No one should underestimate the danger that this failure poses, not only for France but also for the world. The inhabitants of the cités are exceptionally well armed. When the professional robbers among them raid a bank or an armored car delivering cash, they do so with bazookas and rocket launchers, and dress in paramilitary uniforms. From time to time, the police discover whole arsenals of Kalashnikovs in the cités. There is a vigorous informal trade between France and post-communist Eastern Europe: workshops in underground garages in the cités change the serial numbers of stolen luxury cars prior to export to the East, in exchange for sophisticated weaponry.
Some questions:

* If multicultural socialism is largely responsible for the rise of disaffected Arab and African immigrants---resentment for being given their rights and privileges rather than earning them---could the same phenomenon occur in Iraq or Afghanistan?

* What would be a cogent response of the US if a devastating terrorist attack was planned and mounted from a French HLM? Or its British or German equivalent?

* Would it be possible to undo the destructive cultures that have evolved in these ghettos?

Monday, September 27, 2004

Friends Like These

Last week during Iraqi Prime Minister Ayad Alawi's visit to Washington, presidential candidate John Kerry's advisor derided the Prime Minister's office, questioning his credibility with Iraqis and the west. Having now declaimed the legitimacy of the first post-Saddam government in Iraq, the Kerry campaign must now propose who they would support. This week's national security debate should be most telling.

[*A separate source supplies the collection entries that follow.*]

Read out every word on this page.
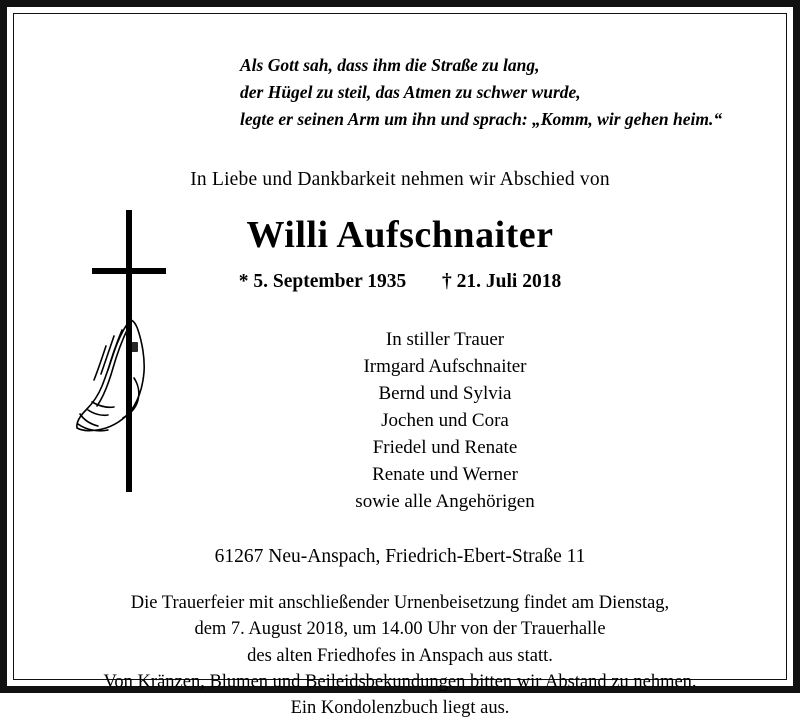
Als Gott sah, dass ihm die Straße zu lang,
der Hügel zu steil, das Atmen zu schwer wurde,
legte er seinen Arm um ihn und sprach: „Komm, wir gehen heim.“
In Liebe und Dankbarkeit nehmen wir Abschied von
Willi Aufschnaiter
* 5. September 1935 † 21. Juli 2018
In stiller Trauer
Irmgard Aufschnaiter
Bernd und Sylvia
Jochen und Cora
Friedel und Renate
Renate und Werner
sowie alle Angehörigen
61267 Neu-Anspach, Friedrich-Ebert-Straße 11
Die Trauerfeier mit anschließender Urnenbeisetzung findet am Dienstag,
dem 7. August 2018, um 14.00 Uhr von der Trauerhalle
des alten Friedhofes in Anspach aus statt.
Von Kränzen, Blumen und Beileidsbekundungen bitten wir Abstand zu nehmen.
Ein Kondolenzbuch liegt aus.
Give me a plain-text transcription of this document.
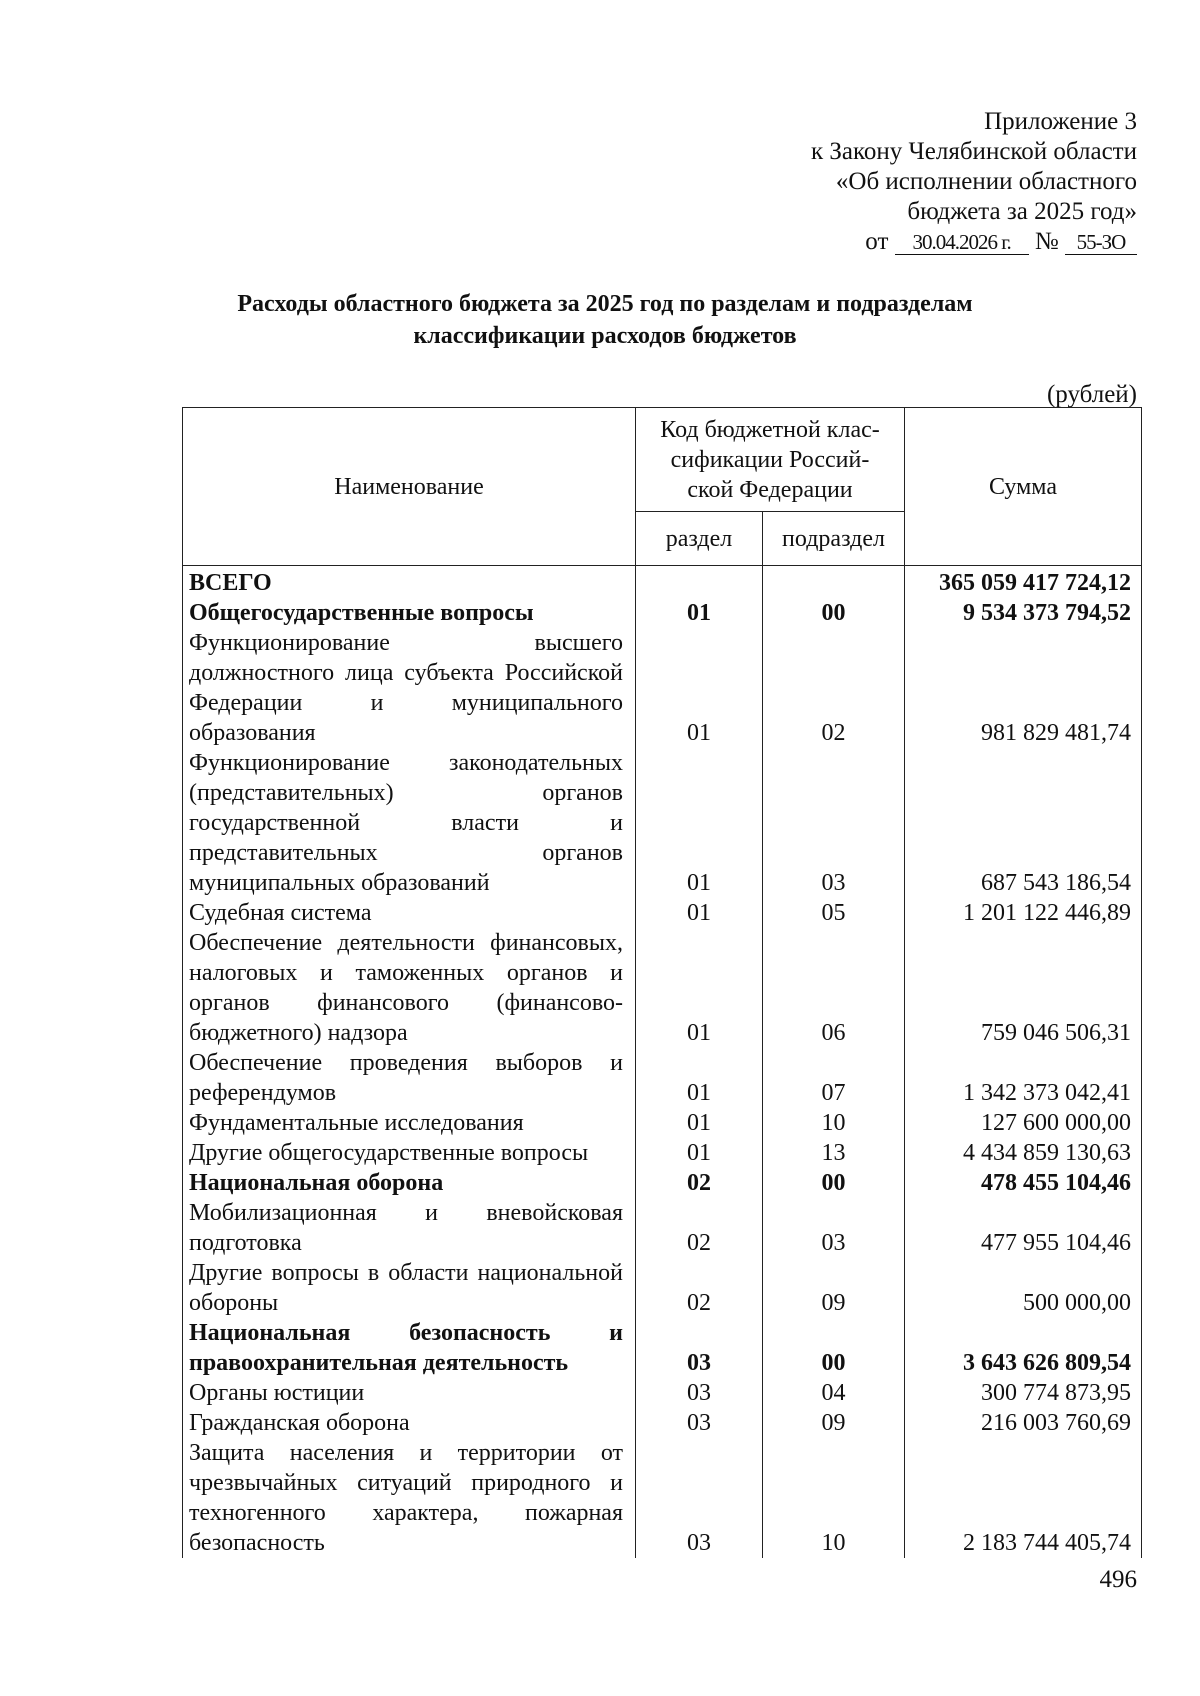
Приложение 3
к Закону Челябинской области
«Об исполнении областного
бюджета за 2025 год»
от 30.04.2026 г. № 55-ЗО
Расходы областного бюджета за 2025 год по разделам и подразделам
классификации расходов бюджетов
(рублей)
Наименование	Код бюджетной клас-
сификации Россий-
ской Федерации		Сумма
	раздел	подраздел	
ВСЕГО			365 059 417 724,12
Общегосударственные вопросы	01	00	9 534 373 794,52
Функционирование высшего должностного лица субъекта Российской Федерации и муниципального образования	01	02	981 829 481,74
Функционирование законодательных (представительных) органов государственной власти и представительных органов муниципальных образований	01	03	687 543 186,54
Судебная система	01	05	1 201 122 446,89
Обеспечение деятельности финансовых, налоговых и таможенных органов и органов финансового (финансово-бюджетного) надзора	01	06	759 046 506,31
Обеспечение проведения выборов и референдумов	01	07	1 342 373 042,41
Фундаментальные исследования	01	10	127 600 000,00
Другие общегосударственные вопросы	01	13	4 434 859 130,63
Национальная оборона	02	00	478 455 104,46
Мобилизационная и вневойсковая подготовка	02	03	477 955 104,46
Другие вопросы в области национальной обороны	02	09	500 000,00
Национальная безопасность и правоохранительная деятельность	03	00	3 643 626 809,54
Органы юстиции	03	04	300 774 873,95
Гражданская оборона	03	09	216 003 760,69
Защита населения и территории от чрезвычайных ситуаций природного и техногенного характера, пожарная безопасность	03	10	2 183 744 405,74
496
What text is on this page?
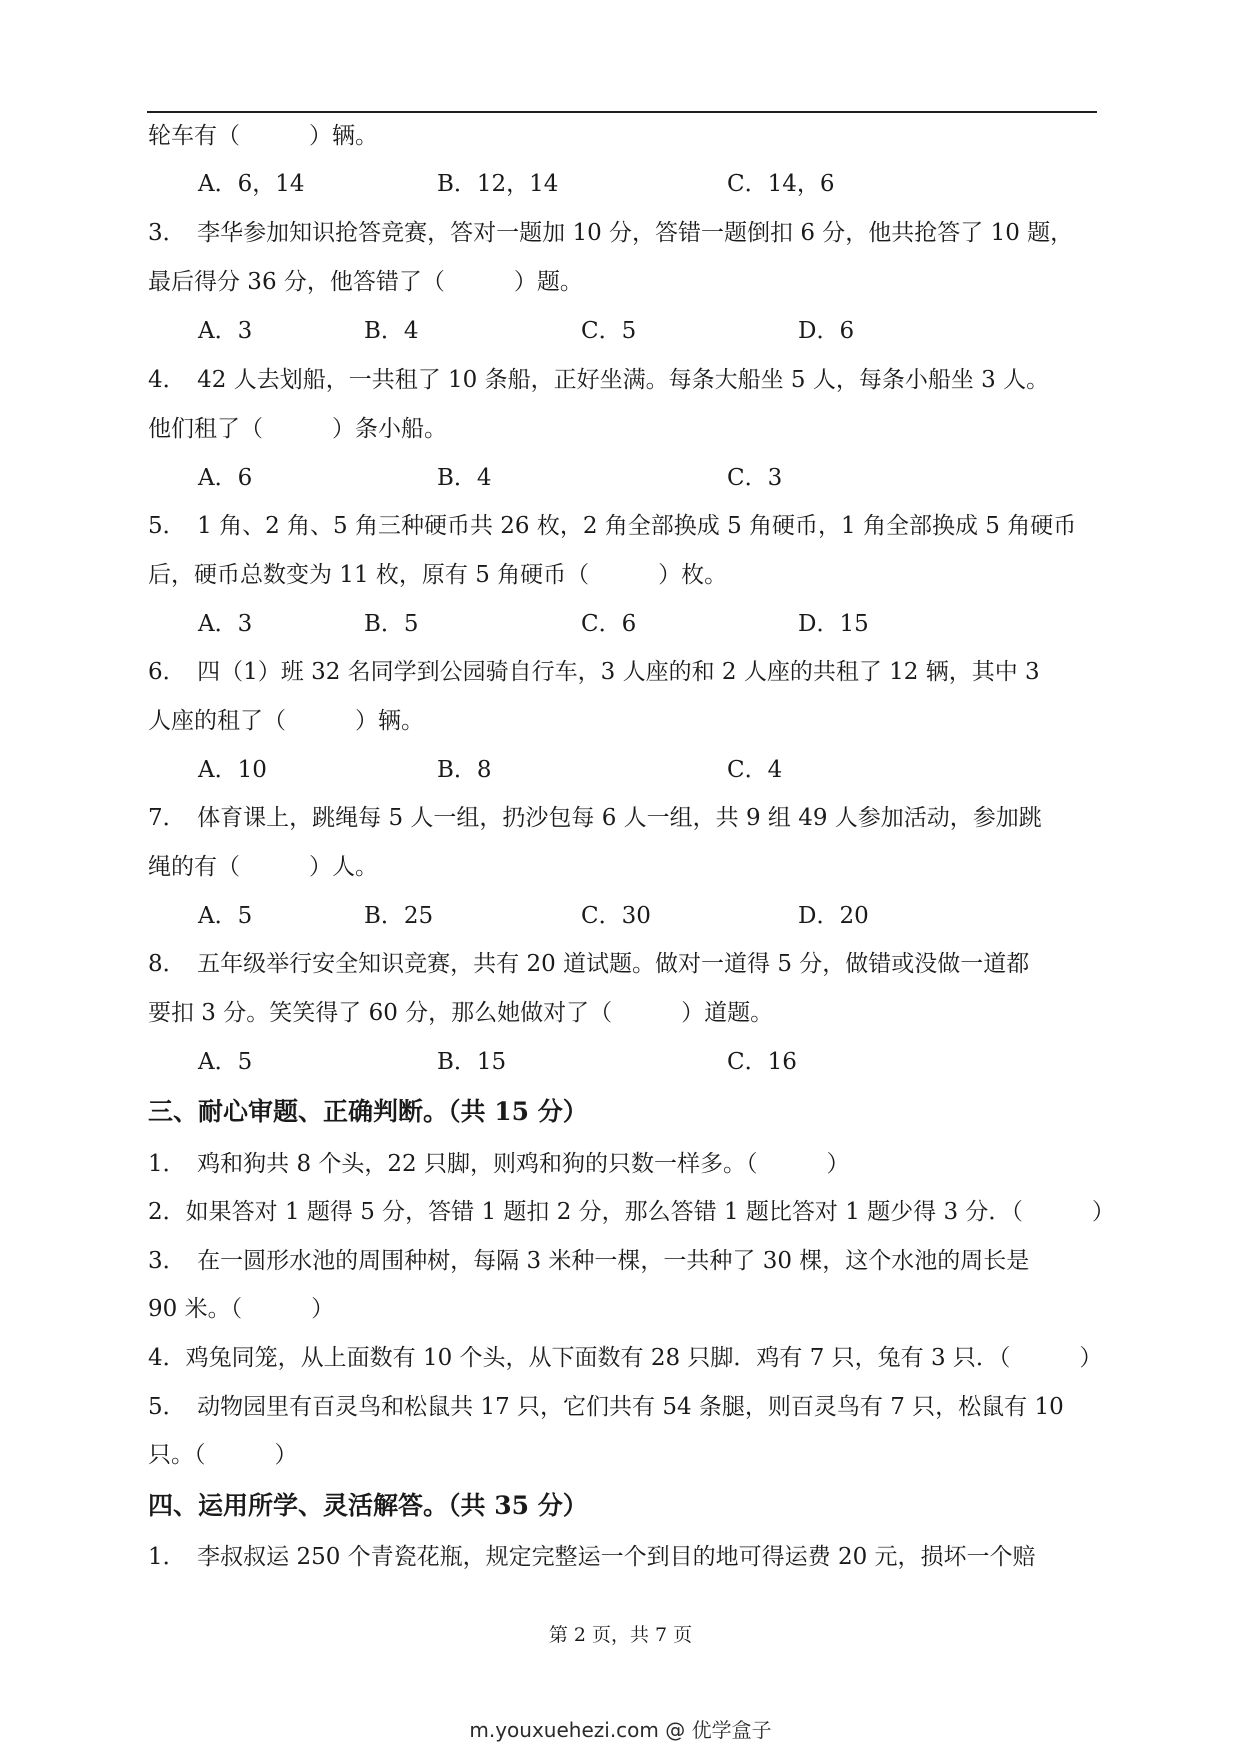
轮车有（　　　）辆。
A．6，14	B．12，14	C．14，6
3．　李华参加知识抢答竞赛，答对一题加 10 分，答错一题倒扣 6 分，他共抢答了 10 题，
最后得分 36 分，他答错了（　　　）题。
A．3	B．4	C．5	D．6
4．　42 人去划船，一共租了 10 条船，正好坐满。每条大船坐 5 人，每条小船坐 3 人。
他们租了（　　　）条小船。
A．6	B．4	C．3
5．　1 角、2 角、5 角三种硬币共 26 枚，2 角全部换成 5 角硬币，1 角全部换成 5 角硬币
后，硬币总数变为 11 枚，原有 5 角硬币（　　　）枚。
A．3	B．5	C．6	D．15
6．　四（1）班 32 名同学到公园骑自行车，3 人座的和 2 人座的共租了 12 辆，其中 3
人座的租了（　　　）辆。
A．10	B．8	C．4
7．　体育课上，跳绳每 5 人一组，扔沙包每 6 人一组，共 9 组 49 人参加活动，参加跳
绳的有（　　　）人。
A．5	B．25	C．30	D．20
8．　五年级举行安全知识竞赛，共有 20 道试题。做对一道得 5 分，做错或没做一道都
要扣 3 分。笑笑得了 60 分，那么她做对了（　　　）道题。
A．5	B．15	C．16
三、耐心审题、正确判断。（共 15 分）
1．　鸡和狗共 8 个头，22 只脚，则鸡和狗的只数一样多。（　　　）
2．如果答对 1 题得 5 分，答错 1 题扣 2 分，那么答错 1 题比答对 1 题少得 3 分．（　　　）
3．　在一圆形水池的周围种树，每隔 3 米种一棵，一共种了 30 棵，这个水池的周长是
90 米。（　　　）
4．鸡兔同笼，从上面数有 10 个头，从下面数有 28 只脚．鸡有 7 只，兔有 3 只．（　　　）
5．　动物园里有百灵鸟和松鼠共 17 只，它们共有 54 条腿，则百灵鸟有 7 只，松鼠有 10
只。（　　　）
四、运用所学、灵活解答。（共 35 分）
1．　李叔叔运 250 个青瓷花瓶，规定完整运一个到目的地可得运费 20 元，损坏一个赔
第 2 页，共 7 页
m.youxuehezi.com @ 优学盒子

Joe Lockhart, Mr. Kerry's campaign advisor, said of the visiting Prime Minister: "The last thing you want to be seen as is a puppet of the United States, and you can almost see the hand underneath the shirt today moving the lips." Add to Lockhart's philippic Kerry's Iraq strategy gobbledygook, and it appears that a president Kerry would not support the Prime Minister who has put his life on the line to promote democracy in Iraq. Will Kerry instead propose an Iraqi government staffed with UN-supported bureaucrats?

Imagine relations between Alawi and a president Kerry after his campaign's clear condemnation of the Prime Minister's legitimacy. Alawi must be praying for a Bush victory harder than anyone. Kerry appears to have already started the mental process of a pullout, even before he's elected president. Liberals have made it clear that the man they prefer at the helm in Iraq is Saddam Hussein. Short of reinstalling him, who could they possibly consider as the legitimate leader of New Iraq?

Suggestions of Mr. Kerry's Iraq plan are welcome.